Michigan, Ohio and Ontario subsequently agreed to reduce nutrient levels entering the lake by 40 percent by 2025. That’s a steep order in Ohio because the algae are primarily fed each spring and summer by phosphorus and nitrogen entering the Maumee River, a heavily farmed watershed that’s mostly within Ohio and accounts for almost 90 percent of the nutrients entering the lake’s western basin.

Commercial fertilizers are the primary source of nutrients in the Maumee watershed, but Rob Michaels, an attorney at Environmental Law and Policy Center, said giant livestock farms known as concentrated animal feeding operations (CAFOs) are another major polluter.

Michaels said liquid manure from livestock farms is being overused as fertilizer in the watershed and the waste generators need regulatory limits imposed on them.

“They’re applying way more (manure) than what crops really need and they’re applying it in a manner that some portion of it, even if it’s done at agronomic rates, is going to get into the water,” Michaels said. “Those facilities need, in our view, to have Clean Water Act permits; the terms of which can be ratcheted down to achieve TMDL goals.”

That sort of approach has been staunchly opposed by agricultural interests, which have lobbied against mandatory measures in favor of voluntary approaches such as the H2Ohio program, which provides significant money and technical support to incentivize farmers to reduce phosphorus runoff using conservation techniques like planting cover crops.

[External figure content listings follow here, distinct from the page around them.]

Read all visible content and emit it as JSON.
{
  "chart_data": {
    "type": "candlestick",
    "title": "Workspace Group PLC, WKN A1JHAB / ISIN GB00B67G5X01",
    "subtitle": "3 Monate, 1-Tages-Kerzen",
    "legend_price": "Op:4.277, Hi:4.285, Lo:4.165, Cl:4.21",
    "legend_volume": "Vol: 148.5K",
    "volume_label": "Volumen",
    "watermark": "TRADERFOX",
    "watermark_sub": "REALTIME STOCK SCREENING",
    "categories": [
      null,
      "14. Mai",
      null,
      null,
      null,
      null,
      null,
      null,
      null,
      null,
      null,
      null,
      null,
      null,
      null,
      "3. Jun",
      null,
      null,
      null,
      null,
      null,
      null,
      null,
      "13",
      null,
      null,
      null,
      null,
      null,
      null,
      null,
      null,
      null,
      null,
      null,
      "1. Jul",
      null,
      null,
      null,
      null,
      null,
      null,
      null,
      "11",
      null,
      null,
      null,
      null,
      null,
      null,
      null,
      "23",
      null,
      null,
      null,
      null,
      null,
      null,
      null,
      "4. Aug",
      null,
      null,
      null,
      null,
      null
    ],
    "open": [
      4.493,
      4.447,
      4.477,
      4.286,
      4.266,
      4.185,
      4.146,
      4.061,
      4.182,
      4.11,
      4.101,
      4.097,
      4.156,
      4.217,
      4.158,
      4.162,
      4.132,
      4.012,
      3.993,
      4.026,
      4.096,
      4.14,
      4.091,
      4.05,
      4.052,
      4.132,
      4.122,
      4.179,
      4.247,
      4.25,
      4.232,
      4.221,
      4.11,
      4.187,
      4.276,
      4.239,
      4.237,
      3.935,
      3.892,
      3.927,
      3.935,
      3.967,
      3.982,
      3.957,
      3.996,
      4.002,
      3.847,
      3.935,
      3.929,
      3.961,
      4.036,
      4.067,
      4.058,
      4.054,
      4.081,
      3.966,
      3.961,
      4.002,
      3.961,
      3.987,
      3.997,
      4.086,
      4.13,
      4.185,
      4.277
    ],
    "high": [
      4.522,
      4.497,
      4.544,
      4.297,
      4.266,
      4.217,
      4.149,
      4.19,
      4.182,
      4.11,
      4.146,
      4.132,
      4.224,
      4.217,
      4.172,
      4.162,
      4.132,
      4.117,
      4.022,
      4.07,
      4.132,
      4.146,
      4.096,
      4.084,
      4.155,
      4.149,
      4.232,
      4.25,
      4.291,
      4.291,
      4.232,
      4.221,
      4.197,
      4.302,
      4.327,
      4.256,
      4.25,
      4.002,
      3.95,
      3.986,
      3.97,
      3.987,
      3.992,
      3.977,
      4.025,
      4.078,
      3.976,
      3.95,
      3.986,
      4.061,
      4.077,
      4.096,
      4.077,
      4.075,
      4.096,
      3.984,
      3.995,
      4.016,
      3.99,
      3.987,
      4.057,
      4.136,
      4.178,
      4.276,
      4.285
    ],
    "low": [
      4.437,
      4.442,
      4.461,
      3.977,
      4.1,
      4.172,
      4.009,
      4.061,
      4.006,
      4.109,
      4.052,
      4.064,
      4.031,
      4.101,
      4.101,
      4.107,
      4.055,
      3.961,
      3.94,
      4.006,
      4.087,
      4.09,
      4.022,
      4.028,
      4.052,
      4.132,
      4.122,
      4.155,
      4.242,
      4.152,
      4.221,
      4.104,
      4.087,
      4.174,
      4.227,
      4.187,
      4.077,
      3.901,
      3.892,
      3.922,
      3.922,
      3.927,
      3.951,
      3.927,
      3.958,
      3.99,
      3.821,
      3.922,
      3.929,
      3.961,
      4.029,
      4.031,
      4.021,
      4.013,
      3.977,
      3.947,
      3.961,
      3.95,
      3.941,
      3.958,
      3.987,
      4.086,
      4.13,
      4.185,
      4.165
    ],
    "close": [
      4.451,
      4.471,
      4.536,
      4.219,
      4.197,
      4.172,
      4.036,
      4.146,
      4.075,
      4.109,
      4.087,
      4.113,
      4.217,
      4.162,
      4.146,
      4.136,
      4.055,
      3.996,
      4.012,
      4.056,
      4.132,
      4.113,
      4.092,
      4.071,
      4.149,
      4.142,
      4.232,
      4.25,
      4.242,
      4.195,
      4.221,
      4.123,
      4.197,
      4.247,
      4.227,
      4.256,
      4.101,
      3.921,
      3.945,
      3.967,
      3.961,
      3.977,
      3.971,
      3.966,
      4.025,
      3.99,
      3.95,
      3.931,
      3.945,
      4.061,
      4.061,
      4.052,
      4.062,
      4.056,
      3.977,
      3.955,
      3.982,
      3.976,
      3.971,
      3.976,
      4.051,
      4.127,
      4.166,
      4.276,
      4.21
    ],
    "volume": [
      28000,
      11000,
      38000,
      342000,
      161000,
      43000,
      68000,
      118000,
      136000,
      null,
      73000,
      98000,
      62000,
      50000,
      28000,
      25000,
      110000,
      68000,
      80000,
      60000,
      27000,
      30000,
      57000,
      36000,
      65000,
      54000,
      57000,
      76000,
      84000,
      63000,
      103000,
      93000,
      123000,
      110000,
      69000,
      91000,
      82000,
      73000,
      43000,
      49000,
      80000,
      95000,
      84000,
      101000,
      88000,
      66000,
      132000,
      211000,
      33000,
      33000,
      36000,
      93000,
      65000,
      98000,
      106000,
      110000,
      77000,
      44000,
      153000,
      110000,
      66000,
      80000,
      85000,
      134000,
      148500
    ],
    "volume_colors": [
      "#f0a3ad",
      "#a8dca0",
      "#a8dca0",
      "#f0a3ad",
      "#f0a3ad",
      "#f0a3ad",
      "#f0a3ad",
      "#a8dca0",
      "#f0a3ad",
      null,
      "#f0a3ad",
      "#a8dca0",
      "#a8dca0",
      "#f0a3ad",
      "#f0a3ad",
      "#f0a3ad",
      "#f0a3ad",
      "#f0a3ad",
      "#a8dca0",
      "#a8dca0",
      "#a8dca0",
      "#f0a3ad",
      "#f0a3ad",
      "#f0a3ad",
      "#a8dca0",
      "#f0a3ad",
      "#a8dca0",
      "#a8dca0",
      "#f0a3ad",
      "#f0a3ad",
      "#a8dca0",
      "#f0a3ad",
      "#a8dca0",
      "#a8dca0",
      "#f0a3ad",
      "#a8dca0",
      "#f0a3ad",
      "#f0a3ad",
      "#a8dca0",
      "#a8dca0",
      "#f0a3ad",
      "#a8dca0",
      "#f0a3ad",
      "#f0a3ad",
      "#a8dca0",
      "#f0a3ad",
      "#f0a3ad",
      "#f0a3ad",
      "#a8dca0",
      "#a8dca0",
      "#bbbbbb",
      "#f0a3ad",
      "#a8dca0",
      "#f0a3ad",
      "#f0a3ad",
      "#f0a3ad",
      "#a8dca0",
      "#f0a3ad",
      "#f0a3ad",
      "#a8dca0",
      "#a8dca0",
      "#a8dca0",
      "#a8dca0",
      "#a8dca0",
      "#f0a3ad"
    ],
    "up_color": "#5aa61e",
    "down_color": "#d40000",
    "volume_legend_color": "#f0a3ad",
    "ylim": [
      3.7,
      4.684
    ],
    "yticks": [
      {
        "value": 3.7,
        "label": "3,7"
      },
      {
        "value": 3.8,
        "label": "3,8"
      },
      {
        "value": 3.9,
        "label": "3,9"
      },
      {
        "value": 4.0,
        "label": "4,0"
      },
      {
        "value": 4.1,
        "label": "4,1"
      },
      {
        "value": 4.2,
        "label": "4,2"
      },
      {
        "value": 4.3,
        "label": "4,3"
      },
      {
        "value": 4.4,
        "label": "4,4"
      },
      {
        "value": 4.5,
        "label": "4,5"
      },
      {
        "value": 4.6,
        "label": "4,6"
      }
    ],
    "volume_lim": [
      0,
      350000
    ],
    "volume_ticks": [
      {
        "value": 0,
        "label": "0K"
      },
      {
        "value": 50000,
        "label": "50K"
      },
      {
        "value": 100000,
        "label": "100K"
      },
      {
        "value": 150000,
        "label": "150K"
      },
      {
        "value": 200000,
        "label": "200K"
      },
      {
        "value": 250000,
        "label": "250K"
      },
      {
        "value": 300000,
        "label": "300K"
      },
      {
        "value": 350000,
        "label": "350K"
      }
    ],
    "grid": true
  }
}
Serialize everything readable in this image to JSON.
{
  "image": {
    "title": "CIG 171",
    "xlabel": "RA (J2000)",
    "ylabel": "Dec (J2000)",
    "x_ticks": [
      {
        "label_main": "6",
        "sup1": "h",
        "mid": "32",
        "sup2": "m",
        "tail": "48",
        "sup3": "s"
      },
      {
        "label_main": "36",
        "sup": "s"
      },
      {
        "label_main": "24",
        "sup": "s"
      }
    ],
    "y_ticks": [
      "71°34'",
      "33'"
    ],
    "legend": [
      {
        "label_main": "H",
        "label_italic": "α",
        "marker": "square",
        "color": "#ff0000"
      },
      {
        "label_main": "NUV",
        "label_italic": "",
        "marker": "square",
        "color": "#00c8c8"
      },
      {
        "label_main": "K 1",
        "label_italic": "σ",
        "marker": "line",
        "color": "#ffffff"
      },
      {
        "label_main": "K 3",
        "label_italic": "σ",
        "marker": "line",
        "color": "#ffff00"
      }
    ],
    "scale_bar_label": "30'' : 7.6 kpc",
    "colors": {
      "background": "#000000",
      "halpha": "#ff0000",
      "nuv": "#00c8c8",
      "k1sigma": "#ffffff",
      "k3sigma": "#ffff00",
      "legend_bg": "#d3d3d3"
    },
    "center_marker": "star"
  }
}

The proposed consent decree doesn’t specify what type of regulatory measures Ohio must use to reduce agricultural nutrient runoff entering the lake, but Michaels said the TMDL plan must include “reasonable assurances” that targeted reduction goals “will, in fact, be achieved.”

In order to provide those assurances, Michaels said the Environmental Law and Policy Center and Lucas County believe the TMDL plan “would have to point to programs with enforceable standards and durable funding that we can count on to achieve the reduction.”

“The mechanisms by which the reductions will be achieved ought to be clear and independently enforceable on their own,” he said. “And that will be where the rubber hits the road.”